Но и это сомнение не стало последним. Почему посланец прибыл от Нилха-Сангуна, а не от его отца? Или он уже не хан? Или Нилха-Сангун ни во что его не ставит?
Надо было возвратиться в курень, собрать ближних людей, все обдумать, но времени у него не было. Посланцу сказал:
– Пусть Нилха-Сангун ждет. Я буду у него вовремя.
За Джучи и Ходжин-беки он отправил Субэдэй-багатура. Сам взял у Хулдара сотню воинов, подобрал им коней посправнее и отправился к нутугам кэрэитов. Последним в его владениях был курень Мунлика, отца Теб-тэнгри. Тут, к своей радости, он застал мать, гостившую у Мунлика, и непоседливого шамана. Сюда же прискакал Субэдэй-багатур с Джучи и Ходжин-беки.
И мать, и Мунлика больше его самого насторожила внезапная сговорчивость Нилха-Сангуна.
Вчетвером – он, мать, Мунлик и Теб-тэнгри – сидели в богатой, убранной шелками юрте хозяина. Мунлик в темном халате, расшитом по вороту серебряными нитями, накручивал на палец узкую бороду, тянул неопределенно:
– Да-а… Да-а…
– Не езди туда, сын, не надо, – попросила мать, положила на его руку свою, сжала пальцы, будто так хотела удержать сына возле себя.
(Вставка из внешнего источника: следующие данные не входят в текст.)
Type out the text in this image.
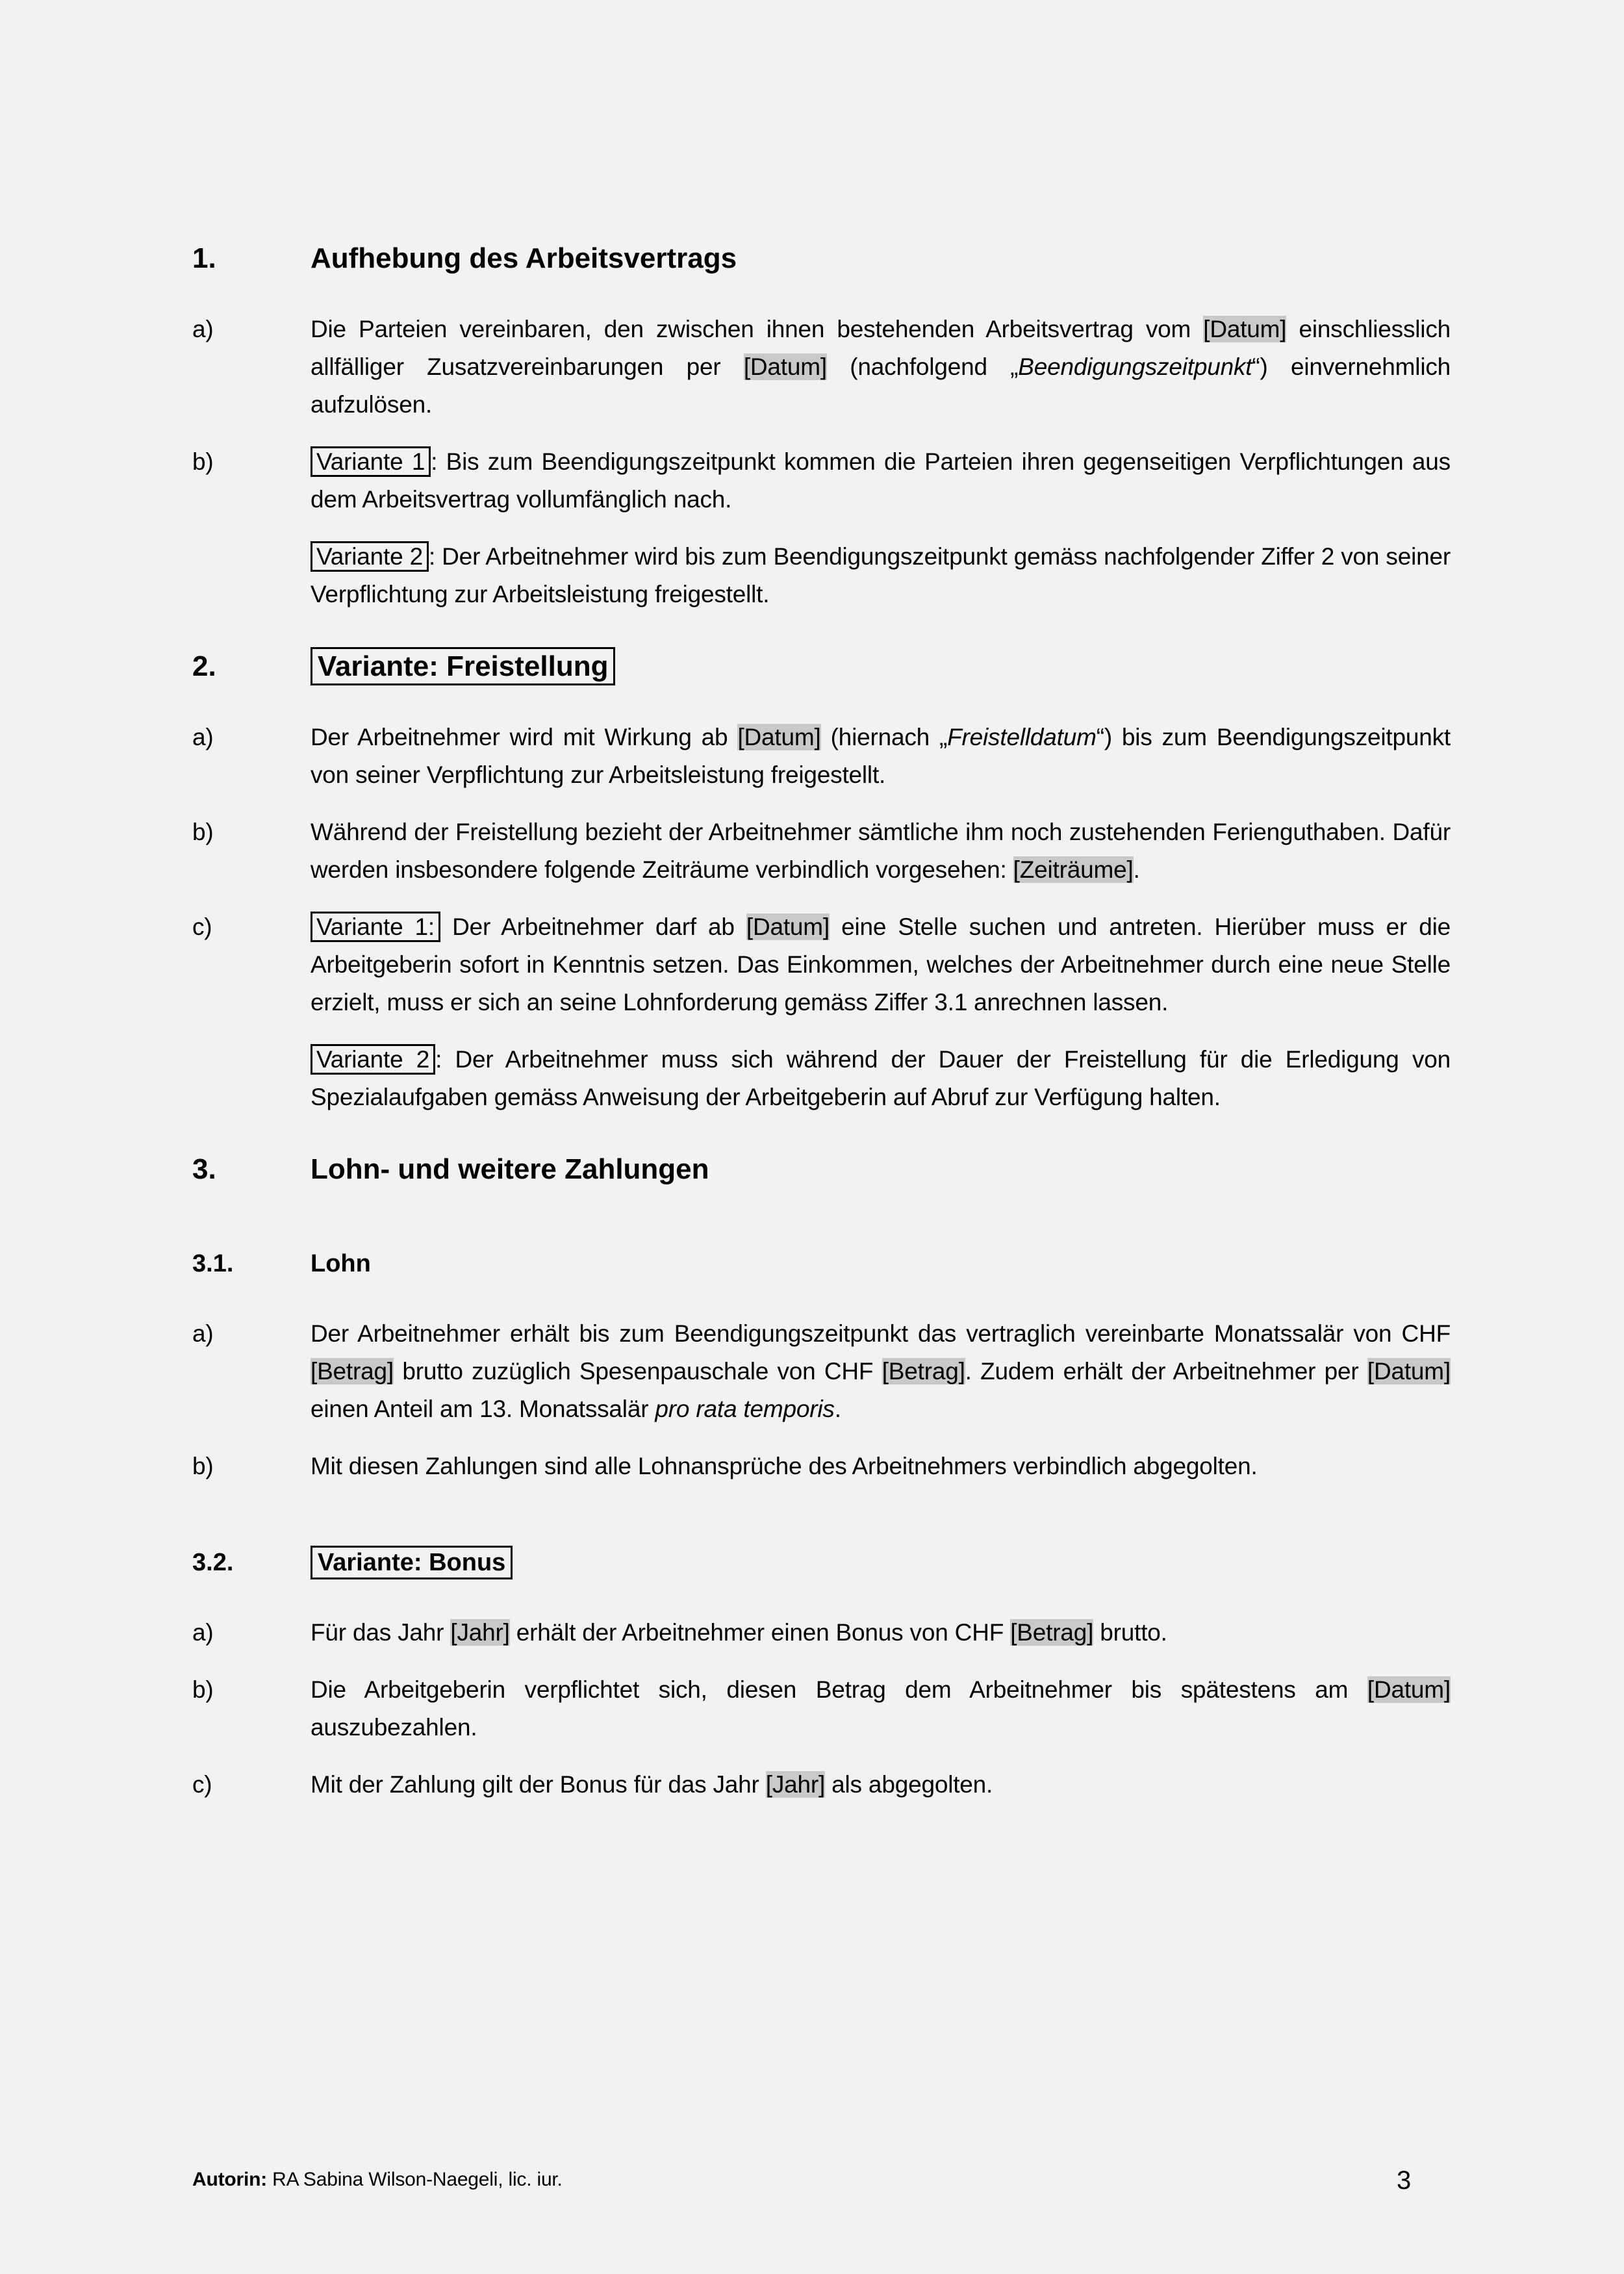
1.	Aufhebung des Arbeitsvertrags
a)	Die Parteien vereinbaren, den zwischen ihnen bestehenden Arbeitsvertrag vom [Datum] einschliesslich allfälliger Zusatzvereinbarungen per [Datum] (nachfolgend „Beendigungszeitpunkt“) einvernehmlich aufzulösen.
b)	Variante 1 : Bis zum Beendigungszeitpunkt kommen die Parteien ihren gegenseitigen Verpflichtungen aus dem Arbeitsvertrag vollumfänglich nach.
Variante 2 : Der Arbeitnehmer wird bis zum Beendigungszeitpunkt gemäss nachfolgender Ziffer 2 von seiner Verpflichtung zur Arbeitsleistung freigestellt.
2.	Variante: Freistellung
a)	Der Arbeitnehmer wird mit Wirkung ab [Datum] (hiernach „Freistelldatum“) bis zum Beendigungszeitpunkt von seiner Verpflichtung zur Arbeitsleistung freigestellt.
b)	Während der Freistellung bezieht der Arbeitnehmer sämtliche ihm noch zustehenden Ferienguthaben. Dafür werden insbesondere folgende Zeiträume verbindlich vorgesehen: [Zeiträume].
c)	Variante 1: Der Arbeitnehmer darf ab [Datum] eine Stelle suchen und antreten. Hierüber muss er die Arbeitgeberin sofort in Kenntnis setzen. Das Einkommen, welches der Arbeitnehmer durch eine neue Stelle erzielt, muss er sich an seine Lohnforderung gemäss Ziffer 3.1 anrechnen lassen.
Variante 2 : Der Arbeitnehmer muss sich während der Dauer der Freistellung für die Erledigung von Spezialaufgaben gemäss Anweisung der Arbeitgeberin auf Abruf zur Verfügung halten.
3.	Lohn- und weitere Zahlungen
3.1.	Lohn
a)	Der Arbeitnehmer erhält bis zum Beendigungszeitpunkt das vertraglich vereinbarte Monatssalär von CHF [Betrag] brutto zuzüglich Spesenpauschale von CHF [Betrag]. Zudem erhält der Arbeitnehmer per [Datum] einen Anteil am 13. Monatssalär pro rata temporis.
b)	Mit diesen Zahlungen sind alle Lohnansprüche des Arbeitnehmers verbindlich abgegolten.
3.2.	Variante: Bonus
a)	Für das Jahr [Jahr] erhält der Arbeitnehmer einen Bonus von CHF [Betrag] brutto.
b)	Die Arbeitgeberin verpflichtet sich, diesen Betrag dem Arbeitnehmer bis spätestens am [Datum] auszubezahlen.
c)	Mit der Zahlung gilt der Bonus für das Jahr [Jahr] als abgegolten.
Autorin: RA Sabina Wilson-Naegeli, lic. iur.	3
Ласковое прикосновение ее руки пробудило в Тэмуджине воспоминания о тяжелом времени, о тревогах, пережитых матерью. Она и сейчас боится за него, как в давние годы. Улыбнулся по-доброму, чуть жалея ее, спросил:
– Почему я не должен ехать, мама? Улусу нужен покой…
– Нечистое это дело, сынок. Чует мое сердце – нечистое. Нилха-Сангун твой давнишний завистник. А все беды на земле – от зависти.
– Эх, мама, уж сейчас-то мне никто не позавидует.
– Да-а… Вот это и непонятно, – сказал Мунлик. – Ты был в силе – Нилха-Сангун отказал. Твой улус ослаблен – зовет. Правду говоришь, Оэлун-хатун, не все тут чисто. – Покосился на Теб-тэнгри. – Вот и сын много дней проводит в моем курене. А он всегда там, где что-то затевается.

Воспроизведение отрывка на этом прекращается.